O papel do PT em tal processo expressa um duplo movimento: inserir o partido plenamente na tradição republicana brasileira, ampliando sua sensibilidade e diálogo, posicionando-o para liderar um movimento que é muito mais amplo e profundo que a sua própria identidade; e levar para a tradição republicana brasileira as identidades, os princípios e projetos do socialismo democrático.

A democracia petista e suas correntes internas sempre se organizaram em torno de respostas a uma questão que lhe ronda desde a origem: como soldar a identidade socialista-democrática com um projeto amplo o suficiente para governar o Brasil? Houve quem respondesse a esta questão afirmando a identidade socialista doutrinariamente, abdicando de uma vocação majoritária; houve quem buscasse caminhos para o poder em detrimento da identidade socialista; mas talvez tenha prevalecido, com diferentes ênfases na dinâmica dos períodos vividos, na maior parte das lideranças do Partido dos Trabalhadores a noção, mesmo que projetual, de que era possível e necessário fundir as duas dimensões.

A idéia de republicanizar o Brasil, trazendo para este processo a identidade socialista, talvez seja um caminho para renovar o solo histórico da unidade petista, recriando uma dialética criativa das suas heterogeneidades e diferenças. A lógica da soberania popular e as formas da democracia regulariam o ritmo e a intensidade da direção socialista do processo. A superação do domínio da lógica mercantil capitalista não é algo que se possa fazer em um só país, em um curto período histórico e a contrapelo da correlação de forças. Pactos abertos terão de ser permanentemente renovados. O fundamental é que o princípio do público, seu sentido universalista e radicalmente democrático, vá se afirmando em legitimidade e referência.

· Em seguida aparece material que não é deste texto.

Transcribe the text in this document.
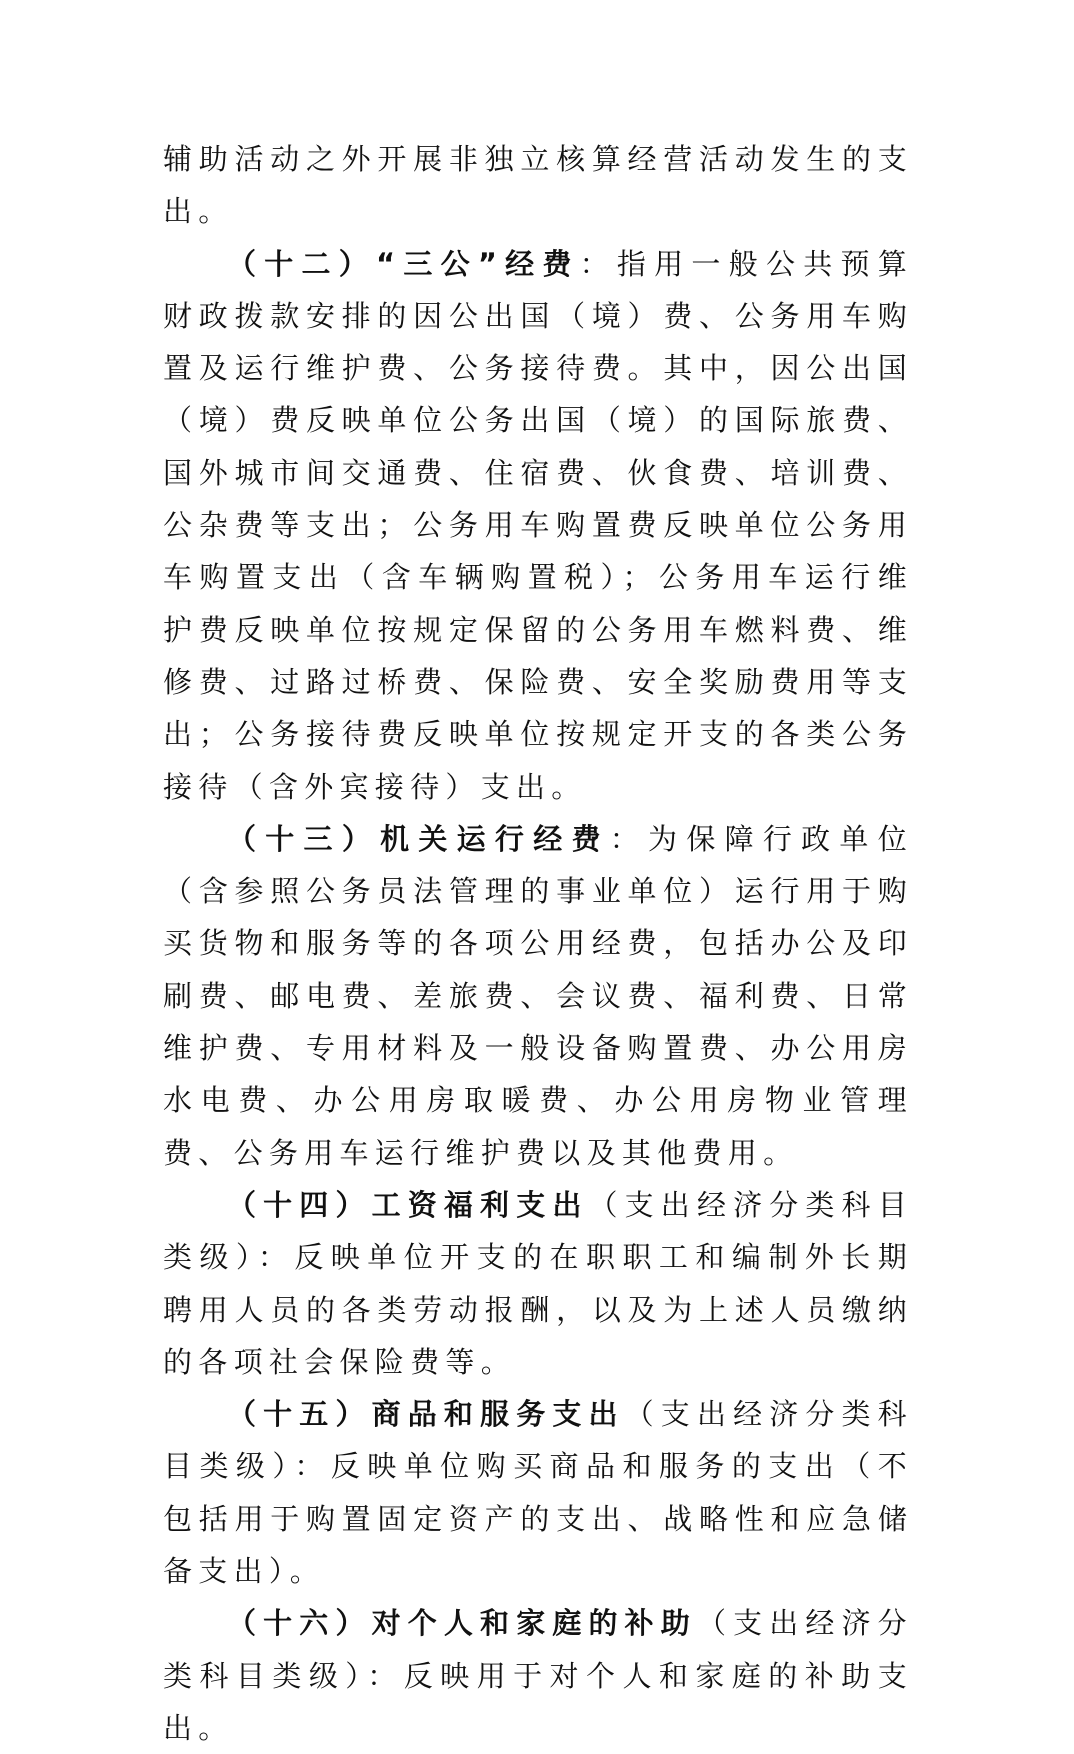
辅助活动之外开展非独立核算经营活动发生的支出。

（十二）“三公”经费：指用一般公共预算财政拨款安排的因公出国（境）费、公务用车购置及运行维护费、公务接待费。其中，因公出国（境）费反映单位公务出国（境）的国际旅费、国外城市间交通费、住宿费、伙食费、培训费、公杂费等支出；公务用车购置费反映单位公务用车购置支出（含车辆购置税）；公务用车运行维护费反映单位按规定保留的公务用车燃料费、维修费、过路过桥费、保险费、安全奖励费用等支出；公务接待费反映单位按规定开支的各类公务接待（含外宾接待）支出。

（十三）机关运行经费：为保障行政单位（含参照公务员法管理的事业单位）运行用于购买货物和服务等的各项公用经费，包括办公及印刷费、邮电费、差旅费、会议费、福利费、日常维护费、专用材料及一般设备购置费、办公用房水电费、办公用房取暖费、办公用房物业管理费、公务用车运行维护费以及其他费用。

（十四）工资福利支出（支出经济分类科目类级）：反映单位开支的在职职工和编制外长期聘用人员的各类劳动报酬，以及为上述人员缴纳的各项社会保险费等。

（十五）商品和服务支出（支出经济分类科目类级）：反映单位购买商品和服务的支出（不包括用于购置固定资产的支出、战略性和应急储备支出）。

（十六）对个人和家庭的补助（支出经济分类科目类级）：反映用于对个人和家庭的补助支出。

Seriam cinco os campos decisivos em que esta tradição socialista democrática deve fecundar um projeto de refundação republicana: a ênfase na atividade autônoma, democrática e soberana da população, visando a democratizar e controlar socialmente o Estado e o mercado; a retomada dos direitos dos trabalhadores contra os direitos do capital, maximizados na era neoliberal; o desenvolvimento das formas de economia solidária, do cooperativismo e do associativismo, reforçando toda uma área social avessa ao princípio diretor do lucro; a vinculação da soberania nacional a valores e projetos universalistas, em prol de um mundo justo, democrático e ecologicamente sustentável; o acolhimento, enfim, da cultura do direito à diferença e dos valores libertários que prefigurem uma civilização fora da lógica da dominação.

Juarez Guimarães é professor da UFMG e editor do boletim virtual Periscópio.